Get data after a linear (time) transform has been applied.

The transform is applied to each source time course independently.

Parameters
funccallable()

The transform to be applied, including parameters (see, e.g., functools.partial()). The first parameter of the function is the input data. The first return value is the transformed data, remaining outputs are ignored. The first dimension of the transformed data has to be the same as the first dimension of the input data.

idxarray | None

Indicices of source time courses for which to compute transform. If None, all time courses are used.

tmin_idxint | None

Index of first time point to include. If None, the index of the first time point is used.

tmax_idxint | None

Index of the first time point not to include.
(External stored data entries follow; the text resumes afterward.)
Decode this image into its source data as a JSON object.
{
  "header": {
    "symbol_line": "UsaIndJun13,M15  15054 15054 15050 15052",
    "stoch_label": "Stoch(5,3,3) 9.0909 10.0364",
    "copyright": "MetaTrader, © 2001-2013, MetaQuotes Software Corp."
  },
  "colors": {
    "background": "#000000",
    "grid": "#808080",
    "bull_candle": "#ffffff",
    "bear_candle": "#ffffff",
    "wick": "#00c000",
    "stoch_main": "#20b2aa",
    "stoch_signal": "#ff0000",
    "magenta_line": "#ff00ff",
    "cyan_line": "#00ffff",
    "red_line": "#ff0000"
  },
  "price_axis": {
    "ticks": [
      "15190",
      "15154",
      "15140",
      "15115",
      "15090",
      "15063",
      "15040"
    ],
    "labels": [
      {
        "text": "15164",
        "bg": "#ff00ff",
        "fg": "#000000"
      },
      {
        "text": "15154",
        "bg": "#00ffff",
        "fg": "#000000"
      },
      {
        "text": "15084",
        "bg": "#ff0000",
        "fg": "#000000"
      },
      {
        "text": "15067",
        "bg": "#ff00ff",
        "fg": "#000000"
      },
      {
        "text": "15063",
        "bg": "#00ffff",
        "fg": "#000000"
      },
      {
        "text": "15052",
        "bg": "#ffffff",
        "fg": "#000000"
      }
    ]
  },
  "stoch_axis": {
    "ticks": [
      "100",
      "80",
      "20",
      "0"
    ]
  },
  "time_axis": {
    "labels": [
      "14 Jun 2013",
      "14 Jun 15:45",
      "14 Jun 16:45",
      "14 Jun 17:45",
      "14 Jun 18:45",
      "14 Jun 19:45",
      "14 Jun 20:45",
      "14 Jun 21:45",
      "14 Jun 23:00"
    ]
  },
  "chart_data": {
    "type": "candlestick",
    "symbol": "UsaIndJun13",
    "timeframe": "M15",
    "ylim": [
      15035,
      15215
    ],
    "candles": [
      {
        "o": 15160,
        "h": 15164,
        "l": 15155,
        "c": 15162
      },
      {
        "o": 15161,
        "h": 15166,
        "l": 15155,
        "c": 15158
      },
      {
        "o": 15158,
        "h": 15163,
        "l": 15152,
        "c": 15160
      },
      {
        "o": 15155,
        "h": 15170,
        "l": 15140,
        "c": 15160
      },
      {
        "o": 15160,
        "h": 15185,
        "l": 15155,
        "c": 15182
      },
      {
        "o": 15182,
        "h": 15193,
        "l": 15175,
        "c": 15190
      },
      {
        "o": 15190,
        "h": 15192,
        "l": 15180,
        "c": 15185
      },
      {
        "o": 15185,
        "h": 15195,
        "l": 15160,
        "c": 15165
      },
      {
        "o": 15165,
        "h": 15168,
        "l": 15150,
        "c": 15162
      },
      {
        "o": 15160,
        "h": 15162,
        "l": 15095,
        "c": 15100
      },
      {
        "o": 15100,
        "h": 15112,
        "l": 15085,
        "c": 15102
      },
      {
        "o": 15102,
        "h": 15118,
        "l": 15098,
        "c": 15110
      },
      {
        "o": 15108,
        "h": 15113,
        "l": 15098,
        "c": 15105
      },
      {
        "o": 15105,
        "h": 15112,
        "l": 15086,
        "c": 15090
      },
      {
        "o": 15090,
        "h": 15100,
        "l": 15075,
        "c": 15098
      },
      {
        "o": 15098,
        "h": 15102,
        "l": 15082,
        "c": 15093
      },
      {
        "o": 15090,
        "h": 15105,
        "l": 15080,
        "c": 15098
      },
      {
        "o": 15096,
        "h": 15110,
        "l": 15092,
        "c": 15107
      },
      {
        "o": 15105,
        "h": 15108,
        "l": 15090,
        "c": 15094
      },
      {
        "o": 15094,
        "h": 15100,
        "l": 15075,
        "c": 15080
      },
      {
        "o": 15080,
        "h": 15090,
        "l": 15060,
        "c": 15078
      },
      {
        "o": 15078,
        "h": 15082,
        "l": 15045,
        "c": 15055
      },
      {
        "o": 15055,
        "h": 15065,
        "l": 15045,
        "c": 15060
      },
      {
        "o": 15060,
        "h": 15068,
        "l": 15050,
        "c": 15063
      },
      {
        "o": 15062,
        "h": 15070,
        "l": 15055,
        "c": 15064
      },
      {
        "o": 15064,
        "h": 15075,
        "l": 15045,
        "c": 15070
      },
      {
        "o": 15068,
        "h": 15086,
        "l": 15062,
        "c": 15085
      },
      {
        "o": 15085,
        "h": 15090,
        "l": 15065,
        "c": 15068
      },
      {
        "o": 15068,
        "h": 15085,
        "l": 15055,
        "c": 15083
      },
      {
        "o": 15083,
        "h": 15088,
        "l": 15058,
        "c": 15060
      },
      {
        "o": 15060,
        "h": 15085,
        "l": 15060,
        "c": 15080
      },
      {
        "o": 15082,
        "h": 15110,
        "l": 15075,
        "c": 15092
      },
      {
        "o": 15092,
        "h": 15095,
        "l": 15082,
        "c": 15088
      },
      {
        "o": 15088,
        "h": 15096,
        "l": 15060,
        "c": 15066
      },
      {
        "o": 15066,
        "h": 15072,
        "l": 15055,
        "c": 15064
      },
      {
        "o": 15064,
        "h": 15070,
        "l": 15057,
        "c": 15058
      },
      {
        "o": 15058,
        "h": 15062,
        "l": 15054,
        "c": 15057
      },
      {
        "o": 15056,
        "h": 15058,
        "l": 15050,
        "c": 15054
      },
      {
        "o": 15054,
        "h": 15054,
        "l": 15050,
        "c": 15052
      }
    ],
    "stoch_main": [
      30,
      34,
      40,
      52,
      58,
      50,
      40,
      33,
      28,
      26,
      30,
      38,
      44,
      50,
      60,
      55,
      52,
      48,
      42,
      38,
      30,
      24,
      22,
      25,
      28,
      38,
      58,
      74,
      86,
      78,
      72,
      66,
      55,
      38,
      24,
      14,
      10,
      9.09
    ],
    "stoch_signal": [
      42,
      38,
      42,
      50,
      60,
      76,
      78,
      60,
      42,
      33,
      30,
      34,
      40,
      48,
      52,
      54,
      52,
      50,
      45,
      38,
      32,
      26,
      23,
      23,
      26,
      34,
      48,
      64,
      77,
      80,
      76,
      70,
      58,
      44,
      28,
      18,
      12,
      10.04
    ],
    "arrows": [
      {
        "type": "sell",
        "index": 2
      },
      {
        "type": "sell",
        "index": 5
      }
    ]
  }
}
If None, time points up to (and including) the last time point are included.

Returns
data_tndarray

The transformed data.

Notes

Applying transforms can be significantly faster if the SourceEstimate object was created using “(kernel, sens_data)”, for the “data” parameter as the transform is applied in sensor space. Inverse methods, e.g., “apply_inverse_epochs”, or “apply_lcmv_epochs” do this automatically (if possible).

property tstep

The change in time between two consecutive samples (1 / sfreq).